The mention of a referendum alone could have been enough to send pro-EU opponents of Brexit into whirlpools of fury and dismay.

But Republican officials were so proud and in awe of the speech that they tweeted much of Barnier’s remarks verbatim, only to delete tweet a.s.a.p.

Barnier himself then tweeted suggesting the whole affair was overblown. “Let’s keep calm” he urged.


For more survey data from across Europe, visit POLITICS Poll polls.

Brussels (sort of) reacts

In Brussels, the dismay was palpable and it was clear that the once revered chief negotiator had put his reputation and heritage at risk.

At the Commission’s regular press conference at noon, chief spokesperson Eric Mamer, who is French, cited two long-standing policies of the spokesperson’s service: not commenting on comments or intervening in them. national election campaigns.

“As you know, we never comment on comments from individuals, especially in the context of a national political debate,” Mamer said.

And yet Barnier’s remarks clearly amounted to such a dagger in the EU’s blue and yellow heart that Mamer couldn’t help but add his two euro cents on the role of the CJEU and the legal authority of the EU in the field of asylum and migration.

“Our position on the rule of EU law is extremely well known and applies to all areas where there is EU law,” he said. “And the treaties are extremely clear: the management of asylum and migration is a competence shared between the European Union and the Member States, over which the European Court of Justice has jurisdiction. Common European solutions are needed and this is what the Commission has proposed in the new pact on migration and asylum.

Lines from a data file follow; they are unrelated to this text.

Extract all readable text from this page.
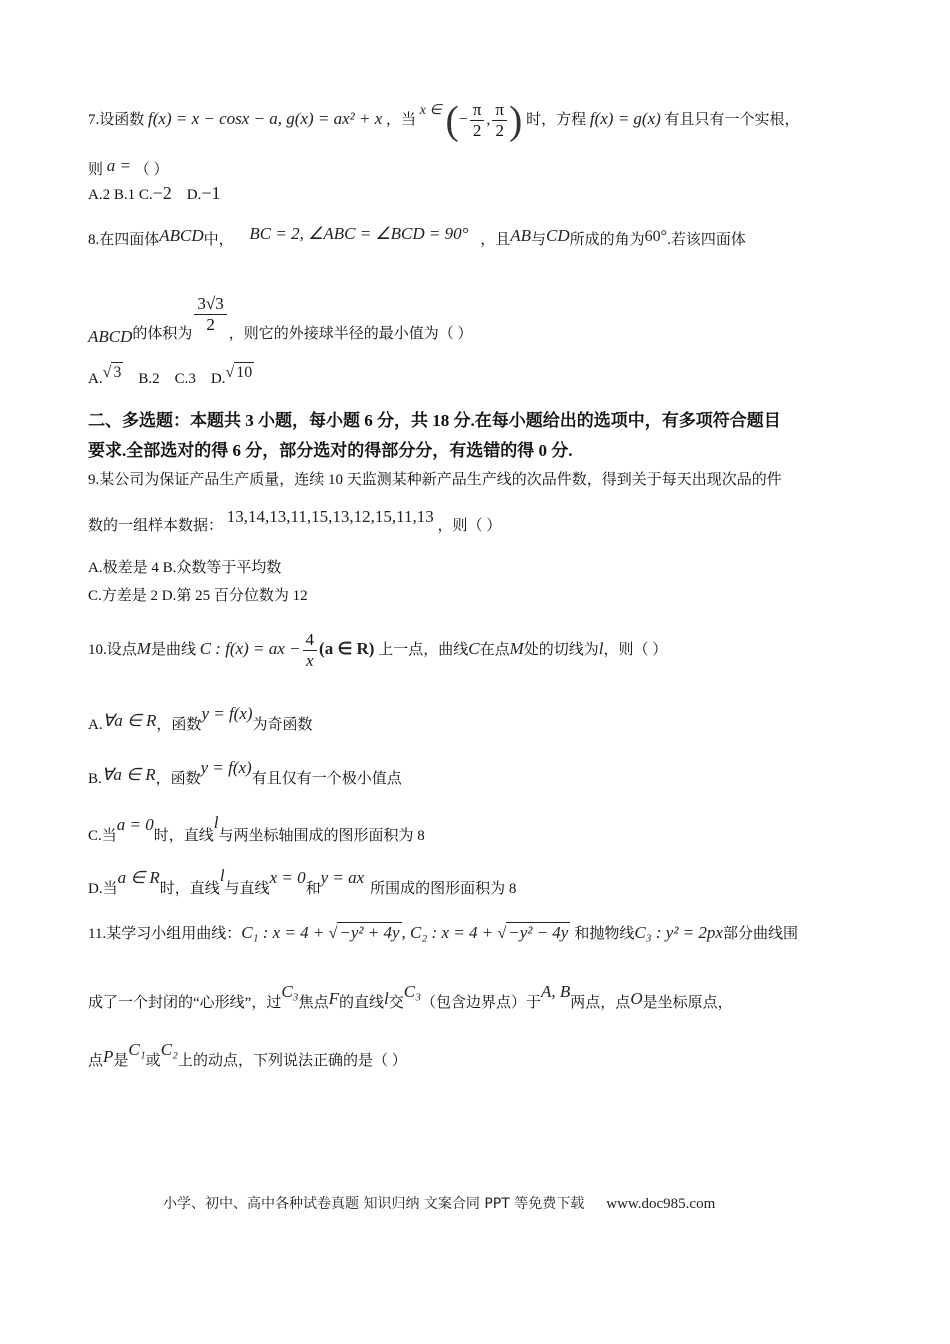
7.设函数 f(x) = x − cosx − a, g(x) = ax² + x ，当 x ∈ (− $\frac{\pi}{2}$ , $\frac{\pi}{2}$ ) 时，方程 f(x) = g(x) 有且只有一个实根，
则 a = （ ）
A.2 B.1 C.−2    D.−1
8.在四面体ABCD中， BC = 2, ∠ABC = ∠BCD = 90° ，且AB与CD所成的角为60°.若该四面体
ABCD的体积为 $\frac{3√3}{2}$ ，则它的外接球半径的最小值为（ ）
A.√ 3    B.2    C.3    D.√ 10
二、多选题：本题共 3 小题，每小题 6 分，共 18 分.在每小题给出的选项中，有多项符合题目
要求.全部选对的得 6 分，部分选对的得部分分，有选错的得 0 分.
9.某公司为保证产品生产质量，连续 10 天监测某种新产品生产线的次品件数，得到关于每天出现次品的件
数的一组样本数据： 13,14,13,11,15,13,12,15,11,13 ，则（ ）
A.极差是 4 B.众数等于平均数
C.方差是 2 D.第 25 百分位数为 12
10.设点M是曲线 C : f(x) = ax − $\frac{4}{x} (a$ ∈ R) 上一点，曲线C在点M处的切线为l，则（ ）
A.∀a ∈ R，函数y = f(x)为奇函数
B.∀a ∈ R，函数y = f(x)有且仅有一个极小值点
C.当a = 0时，直线l与两坐标轴围成的图形面积为 8
D.当a ∈ R时，直线l与直线x = 0和y = ax所围成的图形面积为 8
11.某学习小组用曲线：C₁ : x = 4 + √ −y² + 4y , C₂ : x = 4 + √ −y² − 4y 和抛物线C₃ : y² = 2px部分曲线围
成了一个封闭的“心形线”，过C₃焦点F的直线l交C₃（包含边界点）于A, B两点，点O是坐标原点，
点P是C₁或C₂上的动点，下列说法正确的是（ ）
小学、初中、高中各种试卷真题 知识归纳 文案合同 PPT 等免费下载 www.doc985.com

Continuing his long non-comment, Mamer said: “The Commission does not set quotas on migration, as this remains within the competence of the Member States. As for the European Court of Human Rights, it is at the heart of the foundation of post-war Europe and is the guarantor of fundamental rights throughout our continent. The European Court of Human Rights guides the principles and values ​​on which the European Union is founded. All Member States are parties to the Convention for the Protection of Human Rights and Fundamental Freedoms, and the European Union has undertaken to respect the ECHR as provided for in Article 6 of the Treaties. So I think that defines our position extremely clearly. “

While the Commission clearly did not have much to say on the matter, in other institutions there was no hiding the indignation at what many considered to be a betrayal on the part of the man who spent years berating the British for wanting to have their cake and eat it too, repeatedly warning that there can be no selection of the benefits and privileges of EU membership while ignoring member countries’ obligations and by insisting again and again on the inviolable rights of the European Union under its treaties.

From the European Parliament, Iratxe García, Spanish MEP and leader of the socialist bloc, tweeted that “eminent French people” had “proposed to establish the primacy of European law to build a project for peace in Europe, based on trust and solidarity. She added: ‘It’s a shame Barnier doesn’t believe in it anymore.’

An EU diplomat said it was obvious Barnier was trying to call attention to a presidential campaign with seemingly little energy or momentum, and perhaps even less chance of success.

“The guy doesn’t matter in France,” the diplomat said. “It’s a joke. He needs to position himself somehow and he thought that would help him. It won’t do him any good.